Jakarta Terkena Banjir, 39 RT dan Jalan Terparah. Badan Penanggulangan Bencana Daerah (BPBD) DKI Jakarta telah melaporkan bahwa banjir masih merendam banyak wilayah di Jakarta. Sampai saat ini, terdapat 39 Rukun Tetangga (RT) yang terkena dampak banjir, termasuk beberapa ruas jalan yang tergenang.
Menurut laporan BPBD DKI Jakarta, ketinggian air maksimal mencapai 3,5 meter. Banjir ini diakibatkan oleh meluapnya Sungai Ciliwung dan hujan deras yang terjadi di wilayah DKI Jakarta dan sekitarnya.
Daerah yang paling parah adalah Jakarta Selatan dan Jakarta Timur, karena banjir merendam wilayah bantaran Sungai Ciliwung dengan ketinggian mulai dari 1,5 hingga 3,5 meter.
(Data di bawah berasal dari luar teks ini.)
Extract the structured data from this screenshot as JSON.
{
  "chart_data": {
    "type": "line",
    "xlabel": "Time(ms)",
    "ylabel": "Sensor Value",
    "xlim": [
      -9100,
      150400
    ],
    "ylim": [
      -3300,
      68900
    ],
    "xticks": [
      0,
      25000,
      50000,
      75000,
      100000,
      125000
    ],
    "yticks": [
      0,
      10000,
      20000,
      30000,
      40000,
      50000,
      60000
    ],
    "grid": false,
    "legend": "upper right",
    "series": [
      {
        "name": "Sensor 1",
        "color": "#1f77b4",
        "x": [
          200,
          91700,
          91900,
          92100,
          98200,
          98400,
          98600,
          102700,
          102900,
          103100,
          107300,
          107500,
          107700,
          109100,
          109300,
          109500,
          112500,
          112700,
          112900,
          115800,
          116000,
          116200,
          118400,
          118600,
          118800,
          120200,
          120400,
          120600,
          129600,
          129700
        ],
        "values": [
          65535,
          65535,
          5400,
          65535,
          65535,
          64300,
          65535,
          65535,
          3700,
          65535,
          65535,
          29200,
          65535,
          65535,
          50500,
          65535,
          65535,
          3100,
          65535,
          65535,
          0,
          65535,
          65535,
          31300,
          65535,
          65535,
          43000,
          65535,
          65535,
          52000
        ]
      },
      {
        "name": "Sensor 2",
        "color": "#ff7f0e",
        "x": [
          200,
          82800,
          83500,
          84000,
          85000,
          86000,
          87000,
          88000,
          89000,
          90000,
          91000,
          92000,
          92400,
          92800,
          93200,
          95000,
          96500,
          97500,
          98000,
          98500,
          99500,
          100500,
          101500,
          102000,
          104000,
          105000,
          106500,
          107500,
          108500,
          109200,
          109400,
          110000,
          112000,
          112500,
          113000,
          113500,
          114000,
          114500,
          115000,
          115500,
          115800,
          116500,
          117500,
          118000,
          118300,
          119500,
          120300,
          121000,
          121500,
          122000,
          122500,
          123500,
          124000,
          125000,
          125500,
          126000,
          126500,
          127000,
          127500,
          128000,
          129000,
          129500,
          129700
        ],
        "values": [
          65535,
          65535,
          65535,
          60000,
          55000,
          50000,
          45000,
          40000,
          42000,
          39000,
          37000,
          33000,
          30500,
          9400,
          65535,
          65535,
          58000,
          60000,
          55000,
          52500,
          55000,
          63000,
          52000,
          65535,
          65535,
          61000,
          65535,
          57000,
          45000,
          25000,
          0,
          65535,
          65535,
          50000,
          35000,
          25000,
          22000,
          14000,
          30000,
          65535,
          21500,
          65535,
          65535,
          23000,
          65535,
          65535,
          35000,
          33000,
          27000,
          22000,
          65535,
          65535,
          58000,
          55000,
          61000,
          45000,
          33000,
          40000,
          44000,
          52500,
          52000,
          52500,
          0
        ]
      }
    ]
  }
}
Di Jakarta Barat dan Jakarta Utara, penurunan ketinggian banjir telah berangsur surut, bahkan beberapa ruas jalan yang sebelumnya tergenang kini sudah berangsur surut.
BPBD DKI Jakarta đã mengerahkan personel untuk memantau kondisi genangan air di setiap wilayah dan mengoordinasikan unsur Dinas Sumber Daya Air, Dinas Bina Marga, dan Dinas Penanggulangan Kebakaran dan Penyelamatan untuk melakukan penyedotan genangan dan memastikan tali-tali air berfungsi dengan baik.
Kepala BPBD DKI Jakarta Isnawa Adji mengimbau kepada masyarakat agar tetap berhati-hati dan waspada terhadap potensi genangan. Dalam keadaan darurat, segera hubungi nomor telepon 112 yang gratis dan beroperasi selama 24 jam non-stop.
Menurut laporan BPBD DKI Jakarta, ketinggian air maksimal mencapai 3,5 meter. Banjir ini diakibatkan oleh meluapnya Sungai Ciliwung dan hujan deras yang terjadi di wilayah DKI Jakarta dan sekitarnya.
Daerah yang paling parah adalah Jakarta Selatan dan Jakarta Timur, karena banjir merendam wilayah bantaran Sungai Ciliwung dengan ketinggian mulai dari 1,5 hingga 3,5 meter. Di Jakarta Barat dan Jakarta Utara, penurunan ketinggian banjir telah berangsur surut, bahkan beberapa ruas jalan yang sebelumnya tergenang kini sudah berangsur surut.
BPBD DKI Jakarta đã mengerahkan personel untuk memantau kondisi genangan air di setiap wilayah dan mengoordinasikan unsur Dinas Sumber Daya Air, Dinas Bina Marga, dan Dinas Penanggulangan Kebakaran dan Penyelamatan untuk melakukan penyedotan genangan dan memastikan tali-tali air berfungsi dengan baik.
Kepala BPBD DKI Jakarta Isnawa Adji mengimbau kepada masyarakat agar tetap berhati-hati dan waspada terhadap potensi genangan. Dalam keadaan darurat, segera hubungi nomor telepon 112 yang gratis dan beroperasi selama 24 jam non-stop.